Solution 3: Fix SpeedTree Shader Compatibility
SpeedTree assets include their own shaders that must match your render pipeline. Using a Built-in pipeline SpeedTree shader in a URP project causes trees to render pink or not at all. The same applies when upgrading a project between render pipelines.
using UnityEngine;
public class SpeedTreeShaderValidator : MonoBehaviour
{
void Start()
{
Terrain terrain = GetComponent<Terrain>();
TreePrototype[] prototypes = terrain.terrainData.treePrototypes;
foreach (TreePrototype proto in prototypes)
{
if (proto.prefab == null) continue;
Renderer[] renderers = proto.prefab.GetComponentsInChildren<Renderer>();
foreach (Renderer rend in renderers)
{
foreach (Material mat in rend.sharedMaterials)
{
if (mat != null && mat.shader.name.Contains("Hidden/InternalErrorShader"))
{
Debug.LogError($"Tree '{proto.prefab.name}' has a broken shader. " +
"Assign the correct SpeedTree shader for your render pipeline.");
}
}
}
}
}
}
For URP projects, SpeedTree materials should use Universal Render Pipeline/Nature/SpeedTree8. For HDRP, use HDRP/Nature/SpeedTree8. You can batch-update materials by selecting all tree prefabs and reassigning the shader in the material inspector.

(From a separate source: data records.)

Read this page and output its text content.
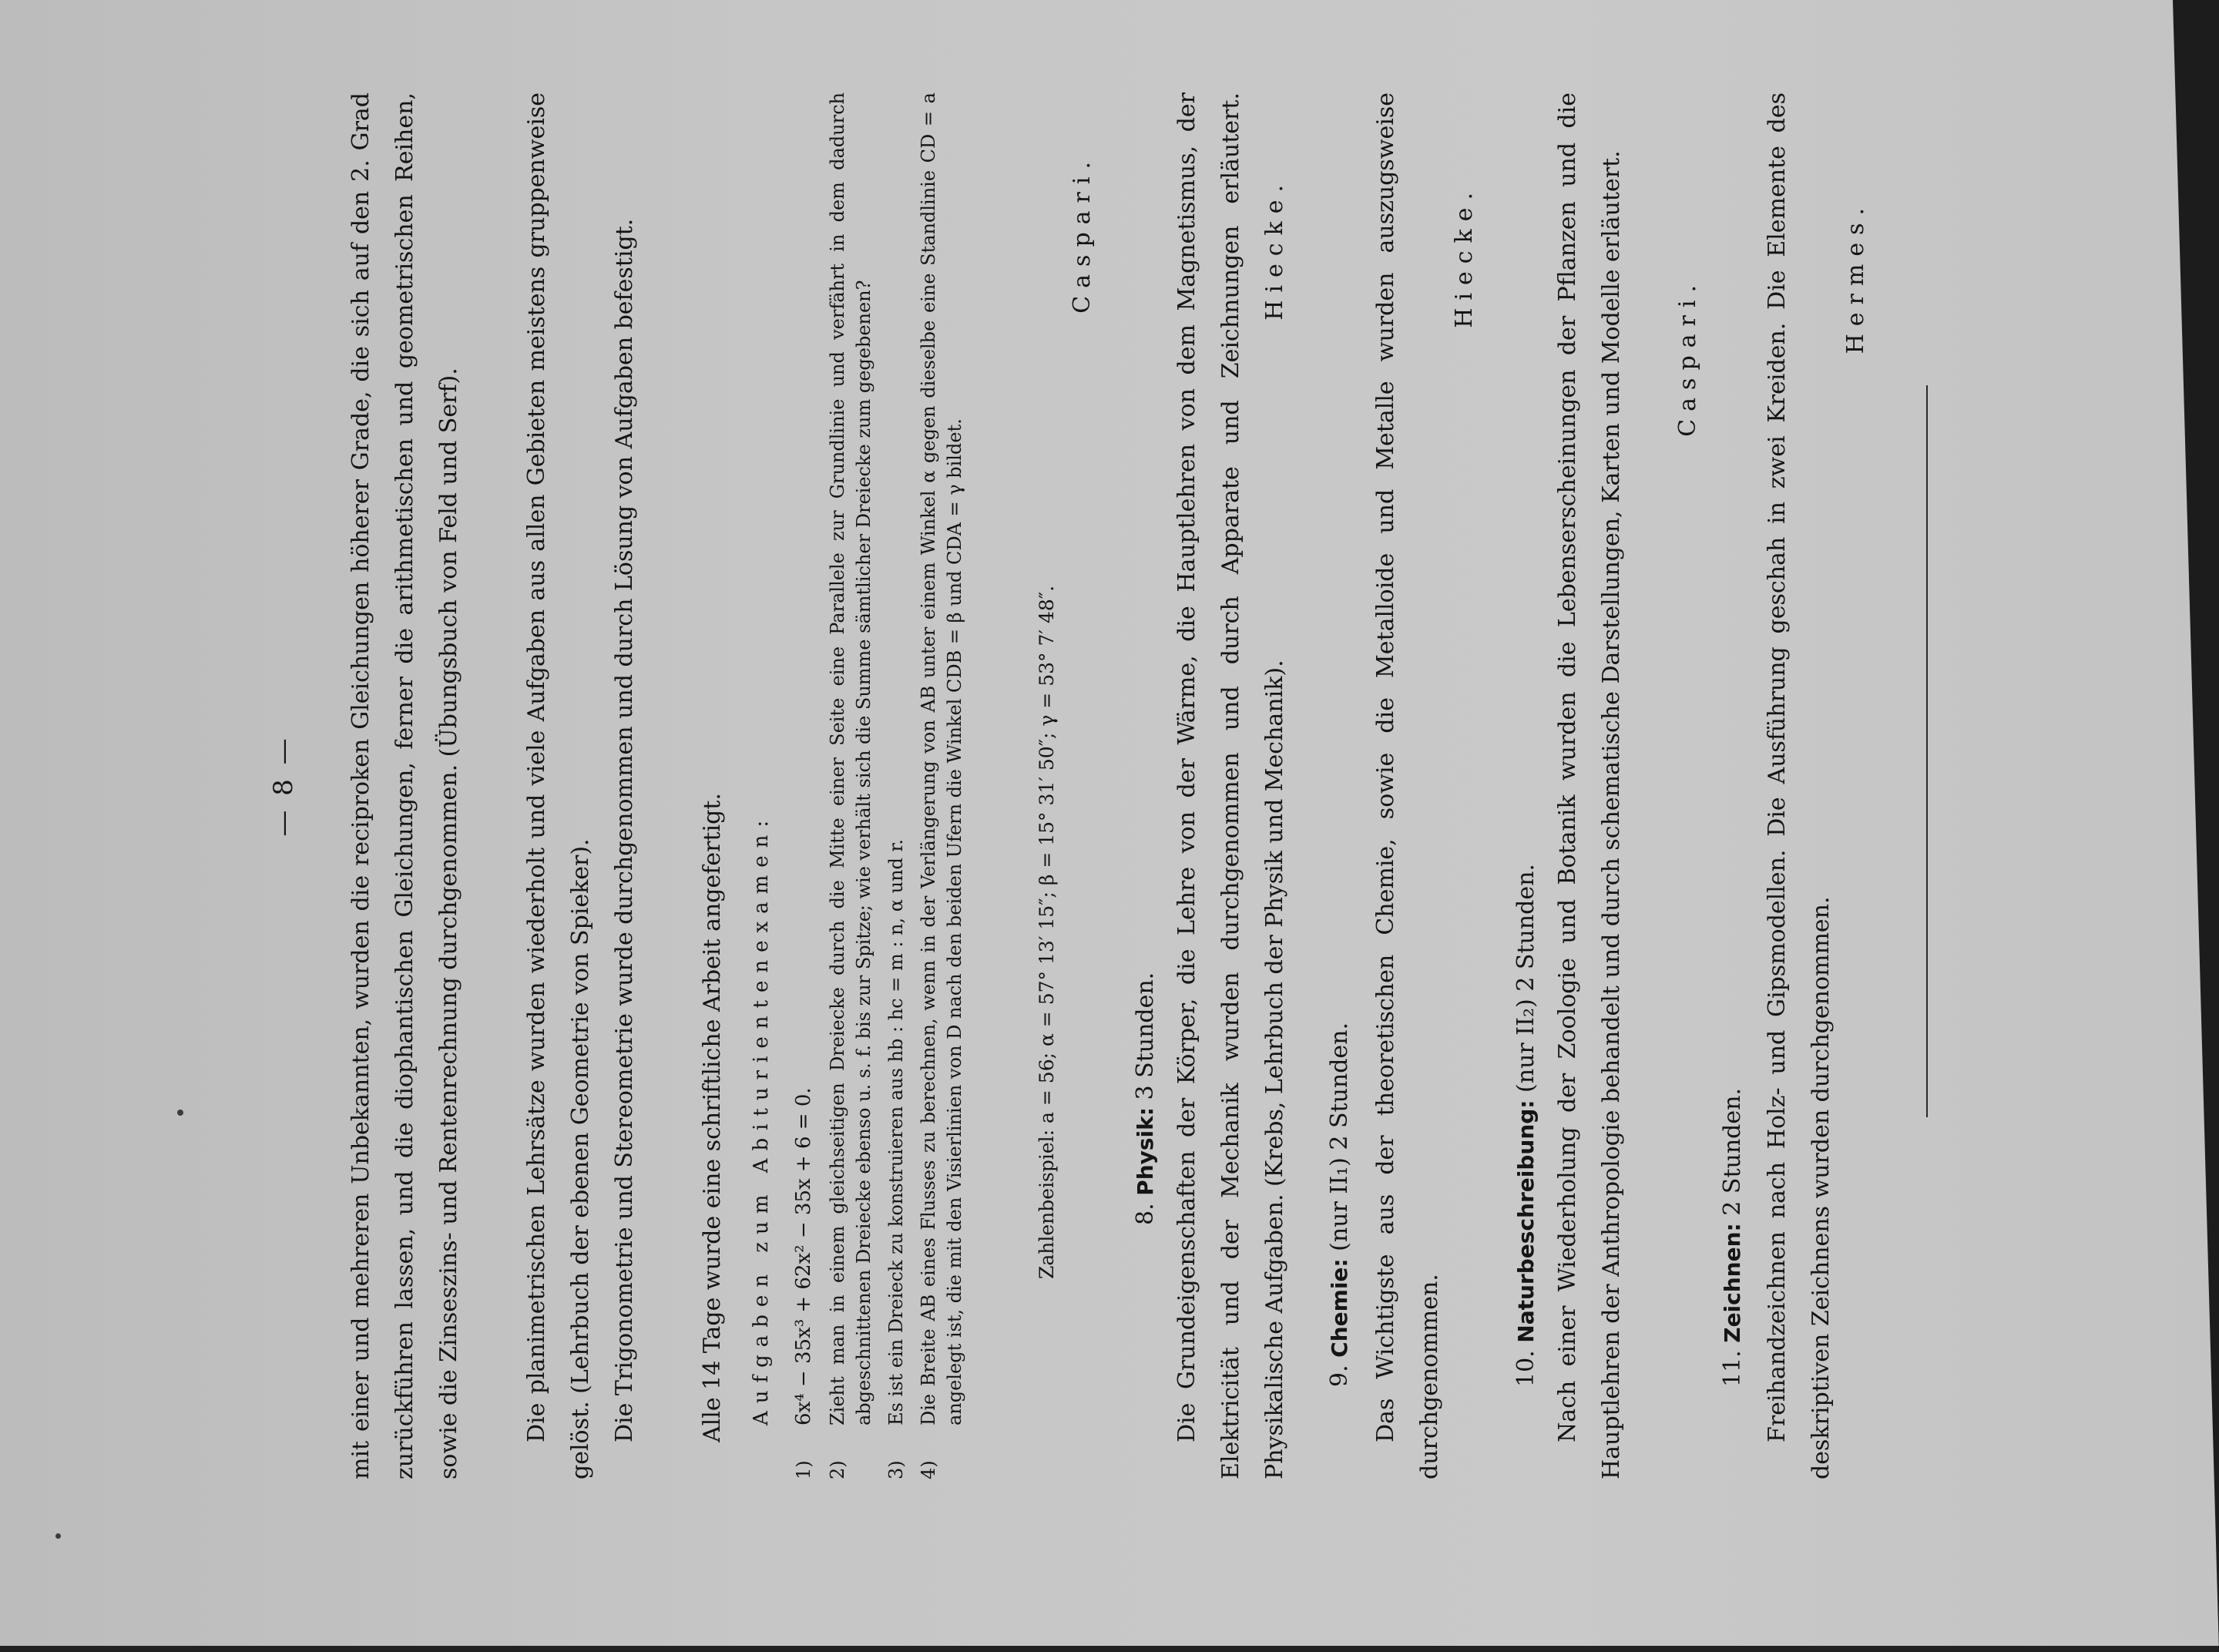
— 8 —	mit einer und mehreren Unbekannten, wurden die reciproken Gleichungen höherer Grade, die sich auf den 2. Grad zurückführen lassen, und die diophantischen Gleichungen, ferner die arithmetischen und geometrischen Reihen, sowie die Zinseszins- und Rentenrechnung durchgenommen. (Übungsbuch von Feld und Serf).	Die planimetrischen Lehrsätze wurden wiederholt und viele Aufgaben aus allen Gebieten meistens gruppenweise gelöst. (Lehrbuch der ebenen Geometrie von Spieker). Die Trigonometrie und Stereometrie wurde durchgenommen und durch Lösung von Aufgaben befestigt.	Alle 14 Tage wurde eine schriftliche Arbeit angefertigt.	Aufgaben zum Abiturientenexamen:

1)
6x⁴ − 35x³ + 62x² − 35x + 6 = 0.
2)
Zieht man in einem gleichseitigen Dreiecke durch die Mitte einer Seite eine Parallele zur Grundlinie und verfährt in dem dadurch abgeschnittenen Dreiecke ebenso u. s. f. bis zur Spitze; wie verhält sich die Summe sämtlicher Dreiecke zum gegebenen?
3)
Es ist ein Dreieck zu konstruieren aus hb : hc = m : n, α und r.
4)
Die Breite AB eines Flusses zu berechnen, wenn in der Verlängerung von AB unter einem Winkel α gegen dieselbe eine Standlinie CD = a angelegt ist, die mit den Visierlinien von D nach den beiden Ufern die Winkel CDB = β und CDA = γ bildet.	Zahlenbeispiel: a = 56; α = 57° 13′ 15″; β = 15° 31′ 50″; γ = 53° 7′ 48″.

Caspari.

8. Physik: 3 Stunden. Die Grundeigenschaften der Körper, die Lehre von der Wärme, die Hauptlehren von dem Magnetismus, der Elektricität und der Mechanik wurden durchgenommen und durch Apparate und Zeichnungen erläutert. Physikalische Aufgaben. (Krebs, Lehrbuch der Physik und Mechanik).

Hiecke.

9. Chemie: (nur II₁) 2 Stunden. Das Wichtigste aus der theoretischen Chemie, sowie die Metalloide und Metalle wurden auszugsweise durchgenommen.

Hiecke.

10. Naturbeschreibung: (nur II₂) 2 Stunden. Nach einer Wiederholung der Zoologie und Botanik wurden die Lebenserscheinungen der Pflanzen und die Hauptlehren der Anthropologie behandelt und durch schematische Darstellungen, Karten und Modelle erläutert.	Caspari.

11. Zeichnen: 2 Stunden. Freihandzeichnen nach Holz- und Gipsmodellen. Die Ausführung geschah in zwei Kreiden. Die Elemente des deskriptiven Zeichnens wurden durchgenommen.

Hermes.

Solution 4: Adjust Camera Far Clip Plane
Even if your terrain tree distance is set high, the camera’s far clip plane can still cull trees. If the camera’s far clip is 1000 but your tree distance is 5000, trees beyond 1000 units will not render regardless of terrain settings.
using UnityEngine;
public class CameraDistanceSync : MonoBehaviour
{
[SerializeField] private Terrain terrain;
void Start()
{
Camera cam = GetComponent<Camera>();
// Ensure camera can see as far as trees are rendered
if (cam.farClipPlane < terrain.treeDistance)
{
cam.farClipPlane = terrain.treeDistance + 500f;
Debug.Log($"Camera far clip adjusted to {cam.farClipPlane} to match tree distance");
}
}
}
Solution 5: Performance-Aware Tree Distance Scaling
Rendering thousands of trees at extreme distances is expensive. Rather than setting tree distance to the maximum and hoping for the best, scale it based on the player’s quality settings or current frame rate.
using UnityEngine;
public class AdaptiveTreeDistance : MonoBehaviour
{
[SerializeField] private Terrain terrain;
[SerializeField] private float minTreeDistance = 2000f;
[SerializeField] private float maxTreeDistance = 10000f;
[SerializeField] private int targetFPS = 60;
private float currentDistance;
void Start()
{
// Set initial distance based on quality level
float quality = QualitySettings.GetQualityLevel() / (float)(QualitySettings.names.Length - 1);
currentDistance = Mathf.Lerp(minTreeDistance, maxTreeDistance, quality);
terrain.treeDistance = currentDistance;
}
void Update()
{
// Dynamically adjust based on frame rate
float fps = 1f / Time.unscaledDeltaTime;
if (fps < targetFPS - 5 && currentDistance > minTreeDistance)
{
currentDistance -= 50f;
terrain.treeDistance = currentDistance;
}
else if (fps > targetFPS + 10 && currentDistance < maxTreeDistance)
{
currentDistance += 25f;
terrain.treeDistance = currentDistance;
}
}
}
“Disappearing trees are almost always a settings issue rather than a bug. Check Tree Distance, Billboard Start, camera far clip, and shader compatibility in that order. Nine times out of ten, one of those four is the culprit.”
Related Issues
If your terrain trees look correct but terrain textures are blurry at distance, see Fix: Unity Terrain Textures Blurry at Distance. For trees that render correctly but have no collision, check Fix: Unity Terrain Tree Collision Not Working. To track visual bugs like disappearing trees across different hardware, read Bug Reporting Tools for Unity Developers.
Always check Tree Distance and Billboard Start first. Match your camera far clip plane to your tree distance. Use the correct SpeedTree shader for your render pipeline. If performance is a concern, scale tree distance dynamically rather than reducing it globally.